The Canadian Oxford Dictionary (2nd Ed.) defines "general public" as "the people of a community collectively, especially those not enjoying special privileges". The Food and Drugs Act (FDA) and Food and Drug Regulations (FDR) include provisions that restrict advertising to the general public. In the context of these provisions, the persons enjoying "special privileges" as stated in the definition above would include physicians, pharmacists, and other health care professionals. Prohibitions on advertising to the general public would not include advertising to the persons with those specialized roles. As such, even if individuals with a specific condition (e.g. diabetes) are targeted, the advertisement is still considered to be for the general public if advice from a health care professional is not provided in conjunction with the advertisement.

Advertising Related to Schedule A Diseases

Subsection 3(1) of the FDA states that no person shall advertise any food, drug, cosmetic or device to the general public as a treatment, preventative or cure for any of the diseases, disorders or abnormal physical states referred to in Schedule A.

Advertising of Formulated Liquid Diets

Section B.24.100 of the FDR prohibits the advertisement of formulated liquid diets to the general public.

The rationale behind this provision is that individuals should have the benefit of medical advice before considering using a formulated liquid diet in the dietary support or management of a specific condition that exists as a result of disease, disorder or injury. The advertisement of a formulated liquid diet to medical professionals such as physicians, dieticians or pharmacists would be acceptable.

Advertising to the General Public – Examples

The following scenarios are considered advertising to the general public:

  • Print advertising (magazine, brochure, pamphlet, etc.) available to the general public, or targeted towards a specific group of lay parsons (e.g. persons with diabetes)
  • Website available to the general public, even if targeted toward health care professionals
  • Broadcast advertising, such as radio and television
  • Brochures left on a counter or retail shelf for general distribution, without discussion with a health care professional

The following scenarios are not considered advertising to the general public:

  • Print advertising (magazine, brochure, pamphlet, professional journal, etc.) targeted towards health care professionals
  • Distribution of information or advertising materials by a health care professional to a patient or client (e.g. a pharmacist providing brochures to a customer during the course of a discussion)
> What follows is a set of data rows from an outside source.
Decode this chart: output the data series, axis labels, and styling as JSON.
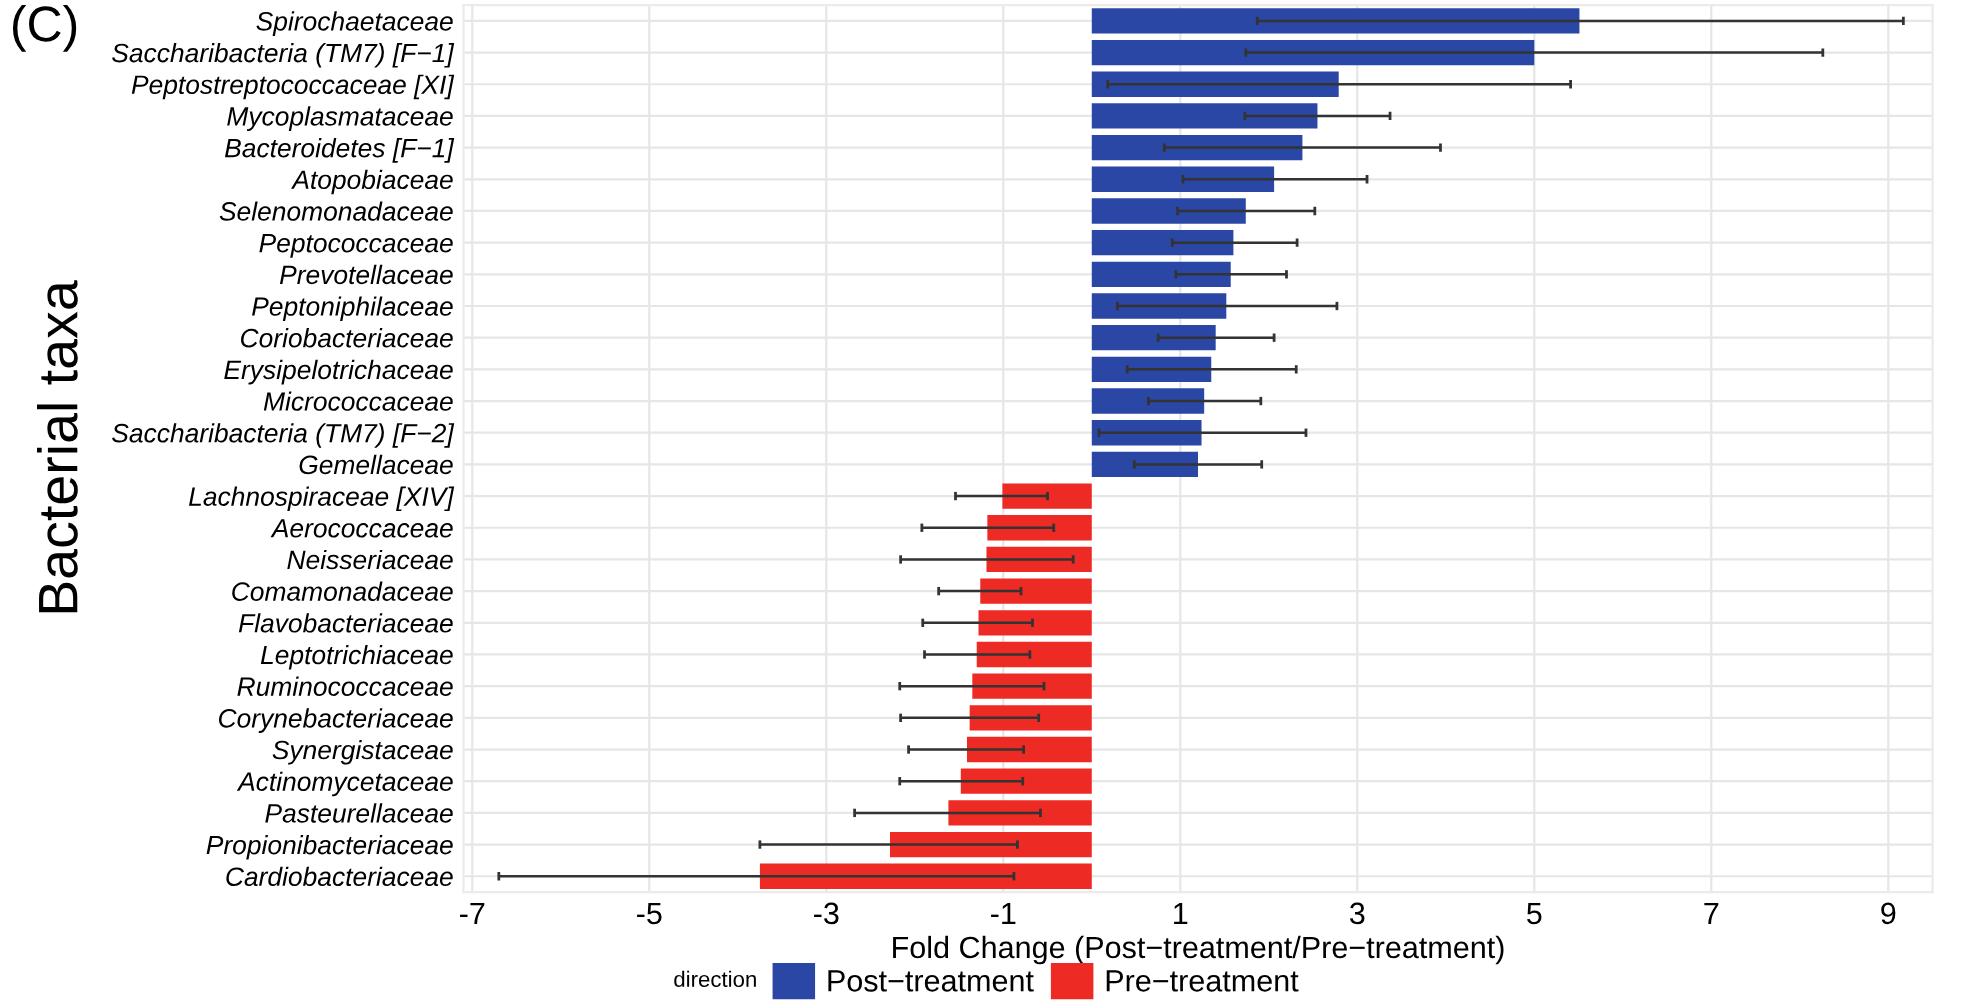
{
  "chart_data": {
    "type": "bar",
    "orientation": "horizontal",
    "categories": [
      "Spirochaetaceae",
      "Saccharibacteria (TM7) [F−1]",
      "Peptostreptococcaceae [XI]",
      "Mycoplasmataceae",
      "Bacteroidetes [F−1]",
      "Atopobiaceae",
      "Selenomonadaceae",
      "Peptococcaceae",
      "Prevotellaceae",
      "Peptoniphilaceae",
      "Coriobacteriaceae",
      "Erysipelotrichaceae",
      "Micrococcaceae",
      "Saccharibacteria (TM7) [F−2]",
      "Gemellaceae",
      "Lachnospiraceae [XIV]",
      "Aerococcaceae",
      "Neisseriaceae",
      "Comamonadaceae",
      "Flavobacteriaceae",
      "Leptotrichiaceae",
      "Ruminococcaceae",
      "Corynebacteriaceae",
      "Synergistaceae",
      "Actinomycetaceae",
      "Pasteurellaceae",
      "Propionibacteriaceae",
      "Cardiobacteriaceae"
    ],
    "series": [
      {
        "name": "Post−treatment",
        "color": "#2b47a6",
        "values": [
          5.51,
          5.0,
          2.79,
          2.55,
          2.38,
          2.06,
          1.74,
          1.6,
          1.57,
          1.52,
          1.4,
          1.35,
          1.27,
          1.24,
          1.2,
          null,
          null,
          null,
          null,
          null,
          null,
          null,
          null,
          null,
          null,
          null,
          null,
          null
        ],
        "errors": [
          [
            1.87,
            9.17
          ],
          [
            1.74,
            8.26
          ],
          [
            0.18,
            5.41
          ],
          [
            1.73,
            3.37
          ],
          [
            0.82,
            3.94
          ],
          [
            1.03,
            3.11
          ],
          [
            0.97,
            2.52
          ],
          [
            0.91,
            2.32
          ],
          [
            0.95,
            2.2
          ],
          [
            0.29,
            2.77
          ],
          [
            0.75,
            2.06
          ],
          [
            0.4,
            2.31
          ],
          [
            0.64,
            1.91
          ],
          [
            0.08,
            2.42
          ],
          [
            0.48,
            1.92
          ],
          null,
          null,
          null,
          null,
          null,
          null,
          null,
          null,
          null,
          null,
          null,
          null,
          null
        ]
      },
      {
        "name": "Pre−treatment",
        "color": "#ee2a24",
        "values": [
          null,
          null,
          null,
          null,
          null,
          null,
          null,
          null,
          null,
          null,
          null,
          null,
          null,
          null,
          null,
          -1.01,
          -1.18,
          -1.19,
          -1.26,
          -1.28,
          -1.3,
          -1.35,
          -1.38,
          -1.41,
          -1.48,
          -1.62,
          -2.28,
          -3.75
        ],
        "errors": [
          null,
          null,
          null,
          null,
          null,
          null,
          null,
          null,
          null,
          null,
          null,
          null,
          null,
          null,
          null,
          [
            -1.54,
            -0.5
          ],
          [
            -1.92,
            -0.43
          ],
          [
            -2.16,
            -0.21
          ],
          [
            -1.73,
            -0.8
          ],
          [
            -1.91,
            -0.67
          ],
          [
            -1.89,
            -0.7
          ],
          [
            -2.17,
            -0.54
          ],
          [
            -2.16,
            -0.6
          ],
          [
            -2.07,
            -0.77
          ],
          [
            -2.17,
            -0.78
          ],
          [
            -2.68,
            -0.58
          ],
          [
            -3.75,
            -0.84
          ],
          [
            -6.7,
            -0.88
          ]
        ]
      }
    ],
    "xlim": [
      -7.1,
      9.5
    ],
    "xticks": [
      -7,
      -5,
      -3,
      -1,
      1,
      3,
      5,
      7,
      9
    ],
    "xlabel": "Fold Change (Post−treatment/Pre−treatment)",
    "ylabel": "Bacterial taxa",
    "legend_title": "direction",
    "legend": "bottom",
    "grid": true,
    "annotations": [
      "(C)"
    ]
  }
}
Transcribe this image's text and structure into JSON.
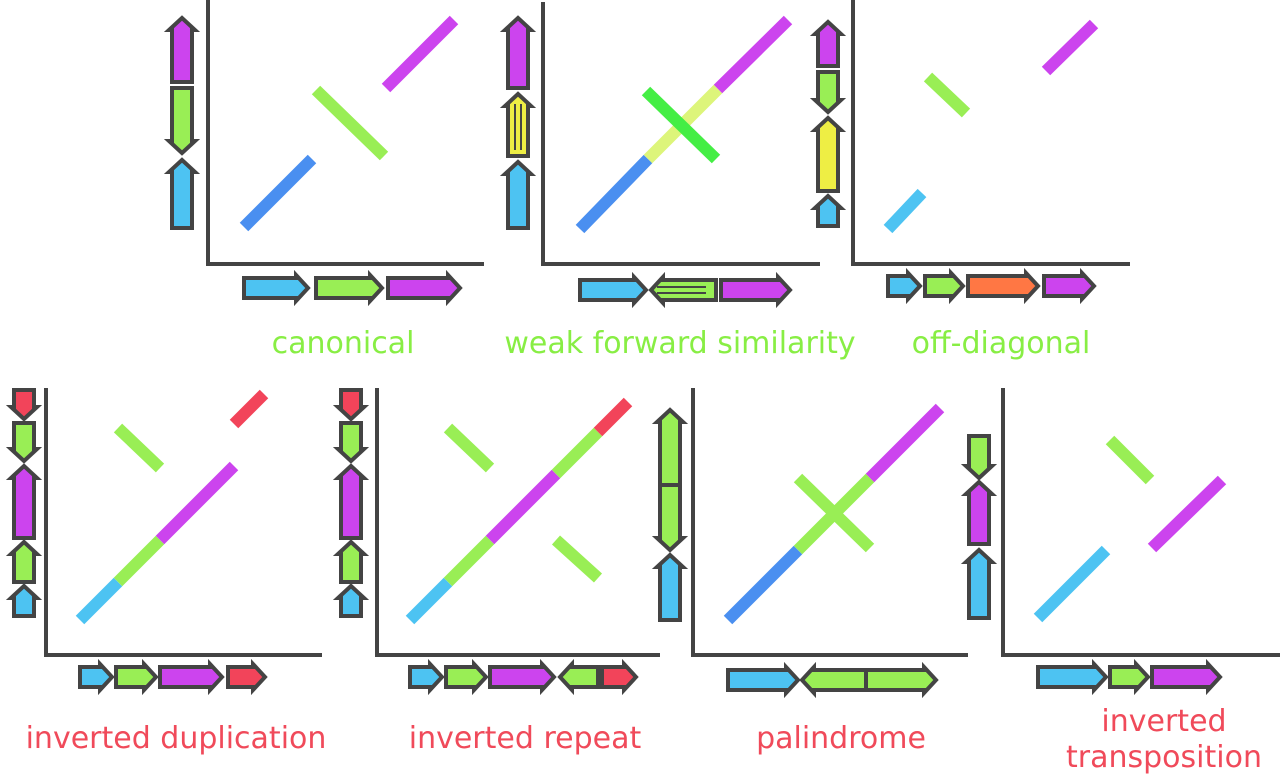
{
  "colors": {
    "blue": "#4a8ff0",
    "cyan": "#4dc3f2",
    "green": "#99ee55",
    "bright_green": "#44ee44",
    "pale_yellow_green": "#ddf57a",
    "yellow": "#eeee44",
    "magenta": "#cc44ee",
    "orange": "#ff7744",
    "red": "#f2445a",
    "axis": "#444444",
    "label_green": "#88ee44",
    "label_red": "#f04a5a"
  },
  "panels": [
    {
      "id": "canonical",
      "label": "canonical",
      "label_color": "label_green",
      "x_genes": [
        {
          "color": "cyan",
          "dir": "fwd"
        },
        {
          "color": "green",
          "dir": "fwd"
        },
        {
          "color": "magenta",
          "dir": "fwd"
        }
      ],
      "y_genes": [
        {
          "color": "cyan",
          "dir": "fwd"
        },
        {
          "color": "green",
          "dir": "rev"
        },
        {
          "color": "magenta",
          "dir": "fwd"
        }
      ]
    },
    {
      "id": "weak-forward-similarity",
      "label": "weak forward similarity",
      "label_color": "label_green",
      "x_genes": [
        {
          "color": "cyan",
          "dir": "fwd"
        },
        {
          "color": "green",
          "dir": "rev",
          "striped": true
        },
        {
          "color": "magenta",
          "dir": "fwd"
        }
      ],
      "y_genes": [
        {
          "color": "cyan",
          "dir": "fwd"
        },
        {
          "color": "yellow",
          "dir": "fwd",
          "striped": true
        },
        {
          "color": "magenta",
          "dir": "fwd"
        }
      ]
    },
    {
      "id": "off-diagonal",
      "label": "off-diagonal",
      "label_color": "label_green",
      "x_genes": [
        {
          "color": "cyan",
          "dir": "fwd"
        },
        {
          "color": "green",
          "dir": "fwd"
        },
        {
          "color": "orange",
          "dir": "fwd"
        },
        {
          "color": "magenta",
          "dir": "fwd"
        }
      ],
      "y_genes": [
        {
          "color": "cyan",
          "dir": "fwd"
        },
        {
          "color": "yellow",
          "dir": "fwd"
        },
        {
          "color": "green",
          "dir": "rev"
        },
        {
          "color": "magenta",
          "dir": "fwd"
        }
      ]
    },
    {
      "id": "inverted-duplication",
      "label": "inverted duplication",
      "label_color": "label_red",
      "x_genes": [
        {
          "color": "cyan",
          "dir": "fwd"
        },
        {
          "color": "green",
          "dir": "fwd"
        },
        {
          "color": "magenta",
          "dir": "fwd"
        },
        {
          "color": "red",
          "dir": "fwd"
        }
      ],
      "y_genes": [
        {
          "color": "cyan",
          "dir": "fwd"
        },
        {
          "color": "green",
          "dir": "fwd"
        },
        {
          "color": "magenta",
          "dir": "fwd"
        },
        {
          "color": "green",
          "dir": "rev"
        },
        {
          "color": "red",
          "dir": "rev"
        }
      ]
    },
    {
      "id": "inverted-repeat",
      "label": "inverted repeat",
      "label_color": "label_red",
      "x_genes": [
        {
          "color": "cyan",
          "dir": "fwd"
        },
        {
          "color": "green",
          "dir": "fwd"
        },
        {
          "color": "magenta",
          "dir": "fwd"
        },
        {
          "color": "green",
          "dir": "rev"
        },
        {
          "color": "red",
          "dir": "fwd"
        }
      ],
      "y_genes": [
        {
          "color": "cyan",
          "dir": "fwd"
        },
        {
          "color": "green",
          "dir": "fwd"
        },
        {
          "color": "magenta",
          "dir": "fwd"
        },
        {
          "color": "green",
          "dir": "rev"
        },
        {
          "color": "red",
          "dir": "rev"
        }
      ]
    },
    {
      "id": "palindrome",
      "label": "palindrome",
      "label_color": "label_red",
      "x_genes": [
        {
          "color": "cyan",
          "dir": "fwd"
        },
        {
          "color": "green",
          "dir": "rev"
        },
        {
          "color": "green",
          "dir": "fwd"
        },
        {
          "color": "magenta",
          "dir": "fwd"
        }
      ],
      "y_genes": [
        {
          "color": "cyan",
          "dir": "fwd"
        },
        {
          "color": "green",
          "dir": "rev"
        },
        {
          "color": "green",
          "dir": "fwd"
        },
        {
          "color": "magenta",
          "dir": "fwd"
        }
      ]
    },
    {
      "id": "inverted-transposition",
      "label": "inverted\ntransposition",
      "label_color": "label_red",
      "x_genes": [
        {
          "color": "cyan",
          "dir": "fwd"
        },
        {
          "color": "green",
          "dir": "fwd"
        },
        {
          "color": "magenta",
          "dir": "fwd"
        }
      ],
      "y_genes": [
        {
          "color": "cyan",
          "dir": "fwd"
        },
        {
          "color": "magenta",
          "dir": "fwd"
        },
        {
          "color": "green",
          "dir": "rev"
        }
      ]
    }
  ]
}
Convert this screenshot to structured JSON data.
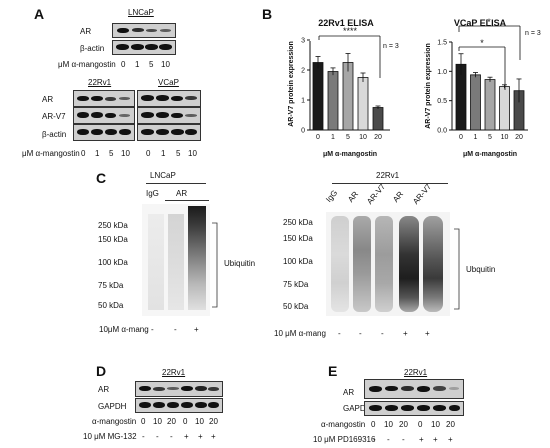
{
  "panels": {
    "A": "A",
    "B": "B",
    "C": "C",
    "D": "D",
    "E": "E"
  },
  "panelA": {
    "top_cell": "LNCaP",
    "top_rows": [
      "AR",
      "β-actin"
    ],
    "top_treatment": "μM α-mangostin",
    "top_doses": [
      "0",
      "1",
      "5",
      "10"
    ],
    "bottom_cells": [
      "22Rv1",
      "VCaP"
    ],
    "bottom_rows": [
      "AR",
      "AR-V7",
      "β-actin"
    ],
    "bottom_treatment": "μM α-mangostin",
    "bottom_doses": [
      "0",
      "1",
      "5",
      "10",
      "0",
      "1",
      "5",
      "10"
    ]
  },
  "chart_data": [
    {
      "type": "bar",
      "title": "22Rv1 ELISA",
      "xlabel": "μM α-mangostin",
      "ylabel": "AR-V7 protein expression",
      "categories": [
        "0",
        "1",
        "5",
        "10",
        "20"
      ],
      "values": [
        2.25,
        1.95,
        2.25,
        1.75,
        0.75
      ],
      "errors": [
        0.2,
        0.12,
        0.3,
        0.15,
        0.05
      ],
      "ylim": [
        0,
        3
      ],
      "yticks": [
        "0",
        "1",
        "2",
        "3"
      ],
      "significance": "****",
      "n_label": "n = 3",
      "colors": [
        "#1a1a1a",
        "#7a7a7a",
        "#a6a6a6",
        "#d9d9d9",
        "#4a4a4a"
      ]
    },
    {
      "type": "bar",
      "title": "VCaP ELISA",
      "xlabel": "μM α-mangostin",
      "ylabel": "AR-V7 protein expression",
      "categories": [
        "0",
        "1",
        "5",
        "10",
        "20"
      ],
      "values": [
        1.12,
        0.94,
        0.86,
        0.74,
        0.67
      ],
      "errors": [
        0.18,
        0.04,
        0.04,
        0.03,
        0.2
      ],
      "ylim": [
        0,
        1.5
      ],
      "yticks": [
        "0.0",
        "0.5",
        "1.0",
        "1.5"
      ],
      "significance": [
        "*",
        "*"
      ],
      "n_label": "n = 3",
      "colors": [
        "#1a1a1a",
        "#7a7a7a",
        "#a6a6a6",
        "#d9d9d9",
        "#4a4a4a"
      ]
    }
  ],
  "panelC": {
    "left_cell": "LNCaP",
    "left_lanes": [
      "IgG",
      "AR"
    ],
    "left_markers": [
      "250 kDa",
      "150 kDa",
      "100 kDa",
      "75 kDa",
      "50 kDa"
    ],
    "left_ubiquitin": "Ubiquitin",
    "left_treatment": "10μM α-mang",
    "left_signs": [
      "-",
      "-",
      "+"
    ],
    "right_cell": "22Rv1",
    "right_lanes": [
      "IgG",
      "AR",
      "AR-V7",
      "AR",
      "AR-V7"
    ],
    "right_markers": [
      "250 kDa",
      "150 kDa",
      "100 kDa",
      "75 kDa",
      "50 kDa"
    ],
    "right_ubiquitin": "Ubquitin",
    "right_treatment": "10 μM α-mang",
    "right_signs": [
      "-",
      "-",
      "-",
      "+",
      "+"
    ]
  },
  "panelD": {
    "cell": "22Rv1",
    "rows": [
      "AR",
      "GAPDH"
    ],
    "treatment1": "α-mangostin",
    "doses": [
      "0",
      "10",
      "20",
      "0",
      "10",
      "20"
    ],
    "treatment2": "10 μM MG-132",
    "signs": [
      "-",
      "-",
      "-",
      "+",
      "+",
      "+"
    ]
  },
  "panelE": {
    "cell": "22Rv1",
    "rows": [
      "AR",
      "GAPDH"
    ],
    "treatment1": "α-mangostin",
    "doses": [
      "0",
      "10",
      "20",
      "0",
      "10",
      "20"
    ],
    "treatment2": "10 μM PD169316",
    "signs": [
      "-",
      "-",
      "-",
      "+",
      "+",
      "+"
    ]
  }
}
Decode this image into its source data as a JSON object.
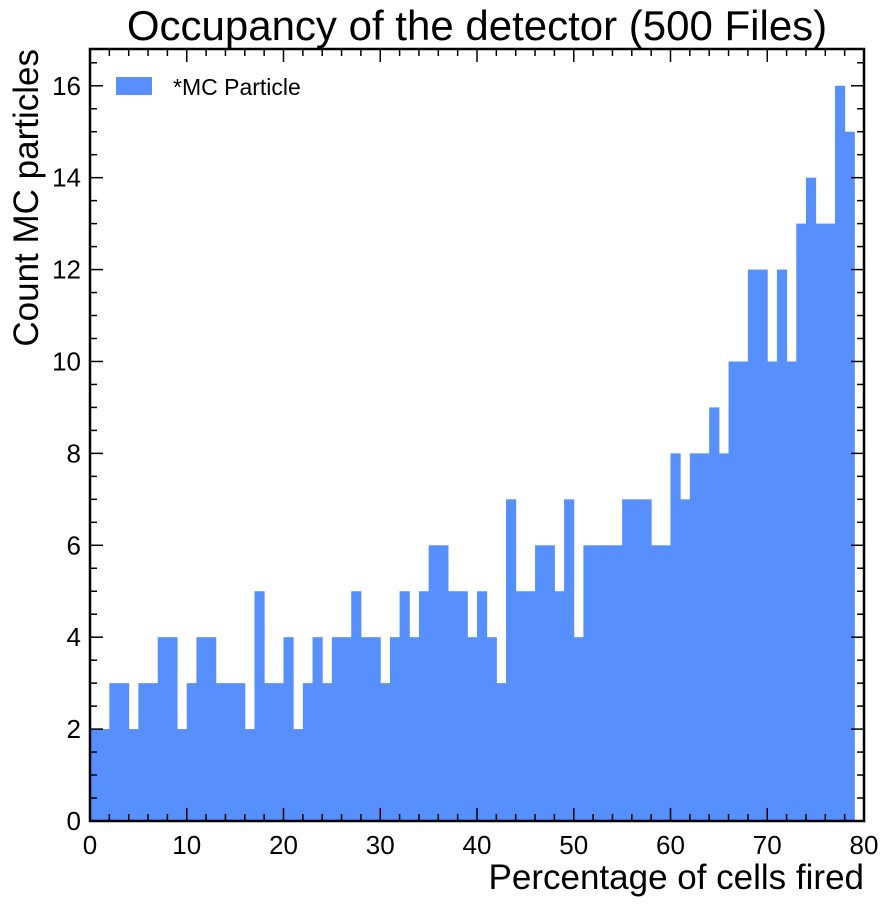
{
  "chart_data": {
    "type": "bar",
    "title": "Occupancy of the detector (500 Files)",
    "xlabel": "Percentage of cells fired",
    "ylabel": "Count MC particles",
    "xlim": [
      0,
      80
    ],
    "ylim": [
      0,
      16.8
    ],
    "xticks": [
      0,
      10,
      20,
      30,
      40,
      50,
      60,
      70,
      80
    ],
    "yticks": [
      0,
      2,
      4,
      6,
      8,
      10,
      12,
      14,
      16
    ],
    "xtick_labels": [
      "0",
      "10",
      "20",
      "30",
      "40",
      "50",
      "60",
      "70",
      "80"
    ],
    "ytick_labels": [
      "0",
      "2",
      "4",
      "6",
      "8",
      "10",
      "12",
      "14",
      "16"
    ],
    "grid": false,
    "legend_position": "top-left",
    "bin_width": 1,
    "series": [
      {
        "name": "*MC Particle",
        "color": "#5790fc",
        "bin_edges_start": 0,
        "values": [
          2,
          2,
          3,
          3,
          2,
          3,
          3,
          4,
          4,
          2,
          3,
          4,
          4,
          3,
          3,
          3,
          2,
          5,
          3,
          3,
          4,
          2,
          3,
          4,
          3,
          4,
          4,
          5,
          4,
          4,
          3,
          4,
          5,
          4,
          5,
          6,
          6,
          5,
          5,
          4,
          5,
          4,
          3,
          7,
          5,
          5,
          6,
          6,
          5,
          7,
          4,
          6,
          6,
          6,
          6,
          7,
          7,
          7,
          6,
          6,
          8,
          7,
          8,
          8,
          9,
          8,
          10,
          10,
          12,
          12,
          10,
          12,
          10,
          13,
          14,
          13,
          13,
          16,
          15
        ]
      }
    ]
  }
}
Advertising of Gluten-Free Foods

The advertising of gluten-free foods is prohibited as per section D.03.003 of the FDR. However, the context of the prohibition set out in this provision differs from those laid out in the above general principles.

Section D.03.003 exempts gluten-free foods from the prohibition on fortification, as long as there is no standard prescribed and the food is not advertised to the general public. As such, the intent of this section was to allow for fortification of gluten free foods for individuals with celiac disease to occur, without having to specify appropriate levels in regulation. Since individuals with celiac disease do not generally require medical assistance to determine which gluten-free foods are appropriate for them to consume, the advertisement of fortified gluten-free foods specifically to those individuals is not considered to be in violation of section D.03.003 (i.e., the advertisements would not be prohibited).

For more information on this topic, refer to the section on Advertising of Gluten-free Foods to the General Public.

Internet Advertising

Internet advertising is covered by the Food and Drugs Act (FDA) and the Consumer Packaging and Labelling Act (CPLA) advertising definitions, and as such, it is subject to the same criteria as other advertising. Non-compliant internet advertisements may be subject to enforcement action by the Canadian Food Inspection Agency (CFIA). The CFIA has jurisdiction over Canadian-based websites that advertise foods. If multiple countries have sections on a Canadian-based website, any non-compliances on the Canadian section of the site may be subject to enforcement action. Advertising on websites that are not based in Canada does not fall under CFIA jurisdiction.